Ruskin called this literary device a fallacy because the attribution of human feelings to inanimate objects or to nature is "false"; he called such passages "morbid" (Cuddon, page 692–693). Today, "pathetic fallacy" is no longer used to describe a flaw or weakness in a literary text.[1]
A common example of a pathetic fallacy is
the attribution of bad weather to a deliberate intention on the part of nature, as in Hardy's The Return of the Native where the difficult conditions on Egdon Heath are for Eustacia Vye a result of deliberately hostile nature, whereas for the down-to-earth Thomasin they are merely the impartial actions of nature.
(King & King, page 125)
It is not a device that I would associate with Naturalism; it seems more strongly associated with Gothic fiction (even though the device is much older), since it can serve as a supernatural element. For example, the destruction of an oak tree in the second chapter of Mary Shelley's Frankenstein can be read as an example of pathetic fallacy (see Kilgour, page 211).
What Naturalism emphasises is the strong influence of social conditions and social forces (and human nature) on people's behaviour, rather than the influence of nature.
References:
- Cuddon, J. A.: The Penguin Dictionary of Literary Terms and Literary Theory. Third edition. Penguin 1992.
- Kilgour, Maggie: The Rise of the Gothic Novel. Routledge, 2013.
- King, Neil; King, Sarah: Dictionary of Literature in English. Taylor & Francis, 2002.

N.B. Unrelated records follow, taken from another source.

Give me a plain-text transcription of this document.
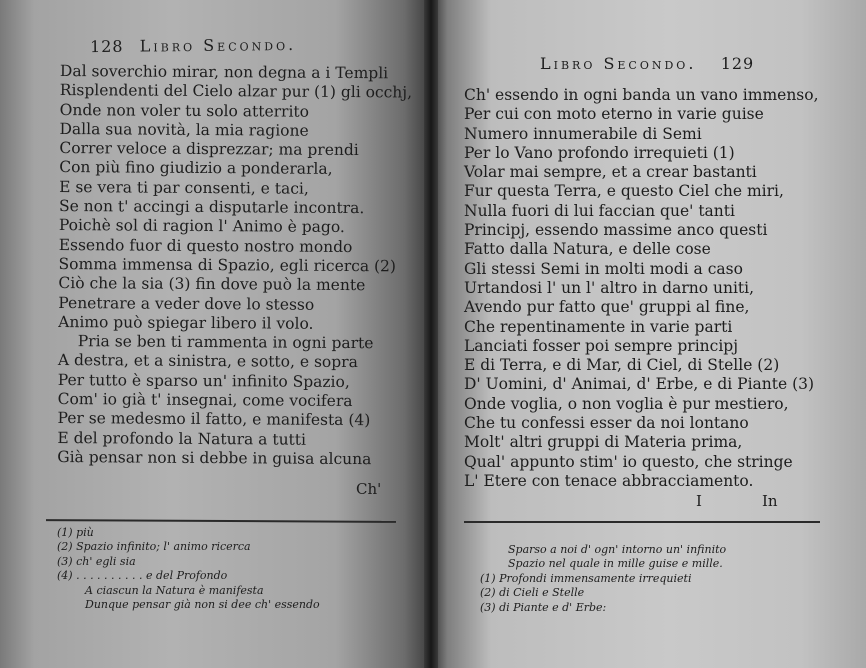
128 Libro Secondo.
Dal soverchio mirar, non degna a i Templi
Risplendenti del Cielo alzar pur (1) gli occhj,
Onde non voler tu solo atterrito
Dalla sua novità, la mia ragione
Correr veloce a disprezzar; ma prendi
Con più fino giudizio a ponderarla,
E se vera ti par consenti, e taci,
Se non t' accingi a disputarle incontra.
Poichè sol di ragion l' Animo è pago.
Essendo fuor di questo nostro mondo
Somma immensa di Spazio, egli ricerca (2)
Ciò che la sia (3) fin dove può la mente
Penetrare a veder dove lo stesso
Animo può spiegar libero il volo.
Pria se ben ti rammenta in ogni parte
A destra, et a sinistra, e sotto, e sopra
Per tutto è sparso un' infinito Spazio,
Com' io già t' insegnai, come vocifera
Per se medesmo il fatto, e manifesta (4)
E del profondo la Natura a tutti
Già pensar non si debbe in guisa alcuna
Ch'
(1) più
(2) Spazio infinito; l' animo ricerca
(3) ch' egli sia
(4) . . . . . . . . . . e del Profondo
A ciascun la Natura è manifesta
Dunque pensar già non si dee ch' essendo
Libro Secondo. 129
Ch' essendo in ogni banda un vano immenso,
Per cui con moto eterno in varie guise
Numero innumerabile di Semi
Per lo Vano profondo irrequieti (1)
Volar mai sempre, et a crear bastanti
Fur questa Terra, e questo Ciel che miri,
Nulla fuori di lui faccian que' tanti
Principj, essendo massime anco questi
Fatto dalla Natura, e delle cose
Gli stessi Semi in molti modi a caso
Urtandosi l' un l' altro in darno uniti,
Avendo pur fatto que' gruppi al fine,
Che repentinamente in varie parti
Lanciati fosser poi sempre principj
E di Terra, e di Mar, di Ciel, di Stelle (2)
D' Uomini, d' Animai, d' Erbe, e di Piante (3)
Onde voglia, o non voglia è pur mestiero,
Che tu confessi esser da noi lontano
Molt' altri gruppi di Materia prima,
Qual' appunto stim' io questo, che stringe
L' Etere con tenace abbracciamento.
IIn
Sparso a noi d' ogn' intorno un' infinito
Spazio nel quale in mille guise e mille.
(1) Profondi immensamente irrequieti
(2) di Cieli e Stelle
(3) di Piante e d' Erbe:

- Ruskin, John: Modern Painters. Volume III, containing Part IV: Of Many Things. London: George Routledge, 1856. See specifically Chapter XII: "Of the Pathetic Fallacy", pages 166–188 (on Archive.org).
[1] As far as I know, the pejorative meaning intended by Ruskin derives from the noun "fallacy", not from the adjective "pathetic", which is derived from the noun pathos. The meaning "arousing scorn or contempt, often due to miserable inadequacy" is more recent.